Even though Carole Baskin makes money from her business, she insists that her approach differs from Joe Exotic and other independent zoo owners featured in the documentary.

“At the sanctuary, we take in abandoned, abused, confiscated, and orphaned cats and give them a permanent home,” Baskin wrote. “A sanctuary does not breed, buy, sell, allow people to touch the cats, or put them through the stress of traveling offsite. It is basically a retirement home.”

She goes on to explain that she wishes places like Big Cat Rescue didn’t exist, but they will as long as people keep breeding tiger cubs for petting and photos. Baskin insists that she’s trying solve the problem they create.

Baskin claimed the documentary twisted reality

Joe Exotic went undercover and took a tour at Big Cat Rescue to prove that her facility was sub-par. While there, he took photos of big cats in cages and claimed Baskin was mistreating the animals in her care.

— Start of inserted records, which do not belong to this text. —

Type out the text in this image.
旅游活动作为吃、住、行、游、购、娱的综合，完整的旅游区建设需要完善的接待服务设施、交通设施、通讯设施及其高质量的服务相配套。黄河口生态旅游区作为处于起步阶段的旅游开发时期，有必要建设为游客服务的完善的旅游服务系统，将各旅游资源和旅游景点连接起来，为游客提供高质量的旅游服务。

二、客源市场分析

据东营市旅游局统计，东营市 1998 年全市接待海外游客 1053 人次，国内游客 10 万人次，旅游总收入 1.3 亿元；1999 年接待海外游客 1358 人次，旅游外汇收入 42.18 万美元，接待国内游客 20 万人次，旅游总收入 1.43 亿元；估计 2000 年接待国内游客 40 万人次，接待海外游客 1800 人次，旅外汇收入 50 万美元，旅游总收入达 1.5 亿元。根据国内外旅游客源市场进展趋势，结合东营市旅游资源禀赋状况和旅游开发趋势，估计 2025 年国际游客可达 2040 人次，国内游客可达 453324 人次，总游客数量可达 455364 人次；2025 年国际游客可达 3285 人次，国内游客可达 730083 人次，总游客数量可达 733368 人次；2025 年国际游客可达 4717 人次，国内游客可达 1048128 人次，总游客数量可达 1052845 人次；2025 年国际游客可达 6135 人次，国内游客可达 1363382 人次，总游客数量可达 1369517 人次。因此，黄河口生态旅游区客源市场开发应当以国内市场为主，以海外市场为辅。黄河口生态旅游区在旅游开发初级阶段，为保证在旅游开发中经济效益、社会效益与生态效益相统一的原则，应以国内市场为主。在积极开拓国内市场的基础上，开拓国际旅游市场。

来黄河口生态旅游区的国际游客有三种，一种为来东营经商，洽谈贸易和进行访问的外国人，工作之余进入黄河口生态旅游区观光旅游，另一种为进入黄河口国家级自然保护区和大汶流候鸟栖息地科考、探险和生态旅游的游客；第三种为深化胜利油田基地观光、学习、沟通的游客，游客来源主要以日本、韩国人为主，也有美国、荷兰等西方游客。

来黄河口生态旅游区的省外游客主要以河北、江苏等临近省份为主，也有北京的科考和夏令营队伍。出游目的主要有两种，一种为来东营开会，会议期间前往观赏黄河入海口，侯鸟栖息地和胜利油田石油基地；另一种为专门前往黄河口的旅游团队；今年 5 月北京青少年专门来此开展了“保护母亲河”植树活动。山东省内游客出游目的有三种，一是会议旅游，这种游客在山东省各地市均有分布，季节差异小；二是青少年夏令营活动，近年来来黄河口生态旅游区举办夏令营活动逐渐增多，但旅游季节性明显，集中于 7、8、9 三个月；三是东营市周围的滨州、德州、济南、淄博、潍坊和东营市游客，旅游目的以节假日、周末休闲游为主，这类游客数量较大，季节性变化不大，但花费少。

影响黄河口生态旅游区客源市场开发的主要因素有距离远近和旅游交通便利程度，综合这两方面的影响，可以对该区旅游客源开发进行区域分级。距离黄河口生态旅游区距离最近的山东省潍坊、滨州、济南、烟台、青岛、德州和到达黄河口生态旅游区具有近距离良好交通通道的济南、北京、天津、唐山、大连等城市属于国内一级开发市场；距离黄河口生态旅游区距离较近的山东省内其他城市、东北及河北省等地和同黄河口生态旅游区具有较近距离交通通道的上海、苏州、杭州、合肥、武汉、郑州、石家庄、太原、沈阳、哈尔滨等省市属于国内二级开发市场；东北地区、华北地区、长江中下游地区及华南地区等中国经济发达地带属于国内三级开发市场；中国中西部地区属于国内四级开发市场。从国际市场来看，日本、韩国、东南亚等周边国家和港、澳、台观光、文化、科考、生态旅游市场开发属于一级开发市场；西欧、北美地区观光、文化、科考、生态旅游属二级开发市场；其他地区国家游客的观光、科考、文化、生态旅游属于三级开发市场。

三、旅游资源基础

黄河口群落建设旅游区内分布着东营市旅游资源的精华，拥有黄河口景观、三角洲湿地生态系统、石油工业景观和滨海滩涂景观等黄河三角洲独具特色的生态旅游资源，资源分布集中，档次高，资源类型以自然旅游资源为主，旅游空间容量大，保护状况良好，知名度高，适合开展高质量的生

But she refuted those accusations.

“[People] have gotten the impression that our enclosures are small because they showed a picture of a tiny part of a large enclosure that Joe Exotic falsely claims is the entire enclosure,” Baskin wrote. “Our smallest enclosure is the size of a small house, about 1200 sf, and our largest is over two acres, all in a natural setting full of foliage.”

She went on to explain that Joe Exotic’s enclosures were much smaller than hers, calling them “prison cells.” Baskin also slammed her rivals’ use of expired Walmart meat to feed his cats.

Someone in the documentary is lying

The Big Cat Rescue owner insists that the documentary makers twisted the truth and made her look guilty of being no better than Joe Exotic. However, her extremely detailed blog post goes point by point defending herself and her facility. Most of all, Baskin is horrified by the claims that she murdered her husband Don — especially now that the case is apparently being investigated again.

Someone is lying in this situation. It’ll take more than a Netflix documentary to figure out the truth of Carole Baskin’s wild life.